Many states are looking for methods to improve longitudinal joint performance of their pavements, since these joints often fail before the rest of the surface. With the inherently lower density at the longitudinal joints we often see pavements fail by cracking, raveling, and potholing. Lower density is synonymous with higher air voids which leads to premature failure of pavements due to intrusion of air and water. Studies have shown that longitudinal joints in pavements are often the weakest areas of a road. (1)
A picture of a road’s longitudinal joint with significant damage.
Several state DOTs (Department of Transportation) are now using a materials approach to seal the longitudinal joint region by filling these air voids with asphalt content from the bottom up. This particular materials approach is referred to as VRAM(2), a Void Reducing Asphalt Membrane. VRAM is a highly polymer-modified asphalt cement that is placed at the location of a longitudinal joint before paving. As mix is paved over it, the VRAM melts and migrates up into voids in the low-density mix, making the mix impermeable to moisture while sealing the longitudinal joint itself.

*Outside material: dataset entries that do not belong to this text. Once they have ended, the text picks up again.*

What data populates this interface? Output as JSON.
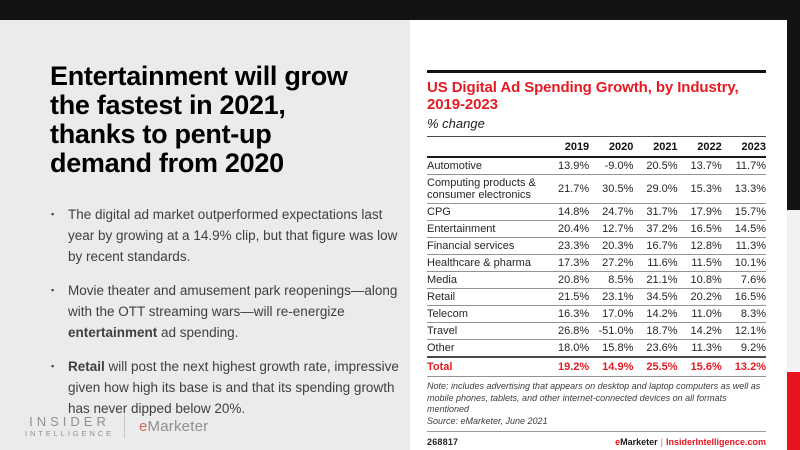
{
  "slide": {
    "headline_lines": [
      "Entertainment will grow",
      "the fastest in 2021,",
      "thanks to pent-up",
      "demand from 2020"
    ],
    "bullets": [
      {
        "pre": "The digital ad market outperformed expectations last year by growing at a 14.9% clip, but that figure was low by recent standards.",
        "bold": "",
        "post": ""
      },
      {
        "pre": "Movie theater and amusement park reopenings—along with the OTT streaming wars—will re-energize ",
        "bold": "entertainment",
        "post": " ad spending."
      },
      {
        "pre": "",
        "bold": "Retail",
        "post": " will post the next highest growth rate, impressive given how high its base is and that its spending growth has never dipped below 20%."
      }
    ],
    "bullet_marker": "▪",
    "logo": {
      "line1": "INSIDER",
      "line2": "INTELLIGENCE",
      "em_e": "e",
      "em_rest": "Marketer"
    }
  },
  "chart": {
    "title": "US Digital Ad Spending Growth, by Industry, 2019-2023",
    "subtitle": "% change",
    "note": "Note: includes advertising that appears on desktop and laptop computers as well as mobile phones, tablets, and other internet-connected devices on all formats mentioned",
    "source": "Source: eMarketer, June 2021",
    "chart_id": "268817",
    "brand": {
      "e": "e",
      "marketer": "Marketer",
      "separator": "|",
      "site": "InsiderIntelligence.com"
    }
  },
  "chart_data": {
    "type": "table",
    "title": "US Digital Ad Spending Growth, by Industry, 2019-2023",
    "unit": "% change",
    "columns": [
      "2019",
      "2020",
      "2021",
      "2022",
      "2023"
    ],
    "rows": [
      {
        "label": "Automotive",
        "values": [
          "13.9%",
          "-9.0%",
          "20.5%",
          "13.7%",
          "11.7%"
        ]
      },
      {
        "label": "Computing products & consumer electronics",
        "values": [
          "21.7%",
          "30.5%",
          "29.0%",
          "15.3%",
          "13.3%"
        ]
      },
      {
        "label": "CPG",
        "values": [
          "14.8%",
          "24.7%",
          "31.7%",
          "17.9%",
          "15.7%"
        ]
      },
      {
        "label": "Entertainment",
        "values": [
          "20.4%",
          "12.7%",
          "37.2%",
          "16.5%",
          "14.5%"
        ]
      },
      {
        "label": "Financial services",
        "values": [
          "23.3%",
          "20.3%",
          "16.7%",
          "12.8%",
          "11.3%"
        ]
      },
      {
        "label": "Healthcare & pharma",
        "values": [
          "17.3%",
          "27.2%",
          "11.6%",
          "11.5%",
          "10.1%"
        ]
      },
      {
        "label": "Media",
        "values": [
          "20.8%",
          "8.5%",
          "21.1%",
          "10.8%",
          "7.6%"
        ]
      },
      {
        "label": "Retail",
        "values": [
          "21.5%",
          "23.1%",
          "34.5%",
          "20.2%",
          "16.5%"
        ]
      },
      {
        "label": "Telecom",
        "values": [
          "16.3%",
          "17.0%",
          "14.2%",
          "11.0%",
          "8.3%"
        ]
      },
      {
        "label": "Travel",
        "values": [
          "26.8%",
          "-51.0%",
          "18.7%",
          "14.2%",
          "12.1%"
        ]
      },
      {
        "label": "Other",
        "values": [
          "18.0%",
          "15.8%",
          "23.6%",
          "11.3%",
          "9.2%"
        ]
      }
    ],
    "total_row": {
      "label": "Total",
      "values": [
        "19.2%",
        "14.9%",
        "25.5%",
        "15.6%",
        "13.2%"
      ]
    }
  },
  "colors": {
    "brand_red": "#e51b23",
    "top_bar": "#131313",
    "left_bg": "#ebebeb",
    "edge_gray": "#f2f2f2"
  }
}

Think of this materials approach and application as putting VRAM down first (asphalt content), to fill air voids in the HMA mat, AFTER the HMA has been placed. This is the innovative nature and chemistry of VRAM and why it has been helping roads last longer in more than 20 states in the United States.
This particular project covers 10,560 feet in Calumet County, Wisconsin from US 151 to Honeymoon Hills Road.
Illinois Department of Transportation (IDOT) test pavements were evaluated after 12 years and found to have longitudinal joints that exhibited significantly better performance than the control joint sections and were in similar or better condition than the rest of the pavement. Laboratory testing of cores showed decreased permeability and increased crack resistance of mix near joints with VRAM as compared with similar mix without VRAM. The life extension of the joint area is approximately 3–5 years, and the benefit is calculated to be three to five times the initial cost.
You will note the test section (above the white line) did not use VRAM, while the section below did use VRAM. This picture is from 15 years AFTER the VRAM was placed under the HMA at time of construction.
The crew started at address N3362 in the eastbound lane. Ambient temperature was 61F and existing pavement was 80F. ProTack applied a straight and consistent line throughout the project. VRAM width was measured with an average of 18 inches. (3)
This picture above shows an 18 inch application of VRAM.
The paving crew started at 11:40. Paving equipment consisted of a Volvo P7170B paver, Sakai SW850-II – 12-ton breakdown roller and a Volvo DD25B-5-ton finish roller. Width was 12 feet. Mix temp was 275F under the screed. HMA is placed over the VRAM. The heat and pressure of the HMA cause the VRAM material to migrate upwards 50-75% into the HMA, filling voids with asphalt content.
J-Band® is a VRAM product from Asphalt Materials, Inc. and was created in the labs of the Heritage Research Group.
J-Band has been helping roads last longer since 2002. VRAM has been used in 20 states and the District of Columbia.
- Materials Approach to Improving Asphalt Pavement Longitudinal Joint Performance. National Academy of Sciences: Transportation Research Board 2021 Article: https://doi.org/10.1177/03611981211044451
- Editor’s Notes: VRAM, Void Reducing Asphalt Membrane is referred to in Illinois as LJS, Longitudinal Joint Sealant.
- Depending on the situation VRAM can be sprayed at different width’s. This article notes 18” which is a typical application width for centerline applications.